The provincial government announced yesterday that a pilot project with photo speed enforcement (PSE) permanent will now become permanent and changes are coming to the way the fees are disrupted.
"We looked at the numbers," explained Joe Hargrave, Minister Responsible for SGI, "and we saw that the numbers were there. Traffic safety and safety on our highways and safety in our communities is extremely important to us. That's what prompted us to make this photo speed enforcement permanent."
Sites of PSE were in Regina, Saskatoon and Moose Jaw and for a time in Martensville for the pilot project.
"But it's not just about those communities, it's about the whole province of Saskatchewan. And the whole province is in need of safety in our school zones. I have six grandkids and I worry about them."
A new traffic safety committee made up of government, SGI, RCMP, municipal police, SUMA, SARM and FSIN will now oversee the allocation of the money raised through the revenue from PSE tickets.
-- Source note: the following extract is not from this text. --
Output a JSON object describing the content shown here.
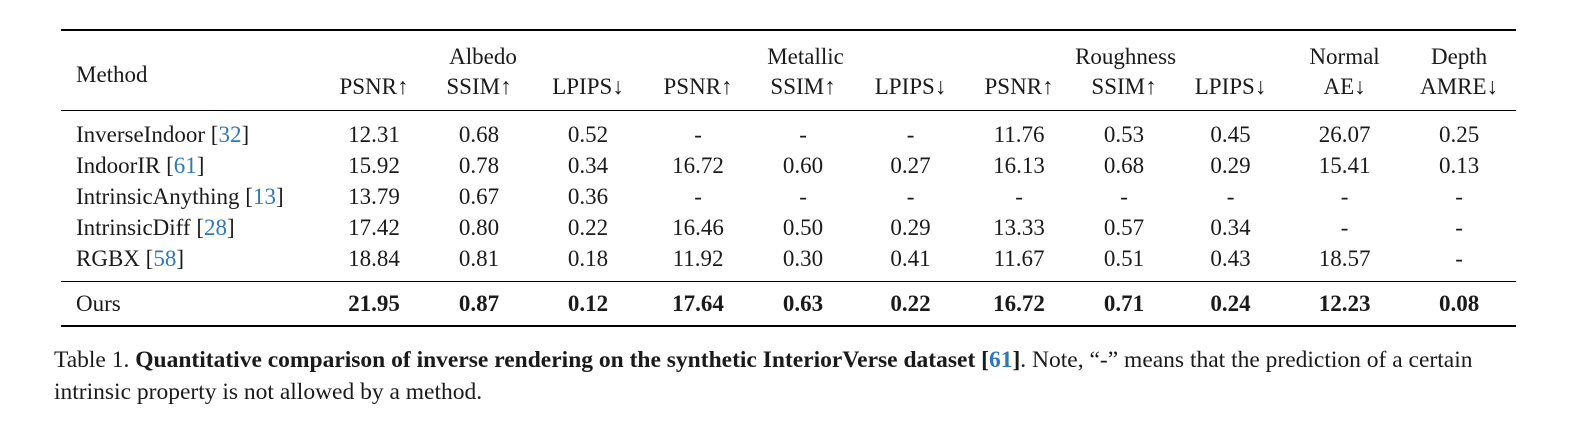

Various communities around the province can apply to pay for safety improvements even if their community does not have PSE.
"They'll look at the locations, they'll look at the history of speed in that area, of collisions in that area and they'll determine in additional cameras are warranted or if they just say we need a traffic calming device, they'll determine that."
According to the press release:
"Effective Jan. 1, 2019, ticket revenue from PSE will be allocated as follows:
"Highway locations – 25% of ticket revenue goes to the General Revenue Fund (GRF); remaining 75% goes to the Provincial Traffic Safety Fund, minus amount needed to recoup program expenses."
"Municipal locations – 25% of ticket revenue goes to the GRF; remaining 75% will be split 50/50 between a Provincial Traffic Safety Fund and the municipality to be invested in traffic safety initiatives, minus amount needed to recoup program expenses."
"Eligible traffic safety initiatives could include traffic calming measures, traffic signal upgrades or pedestrian crossings."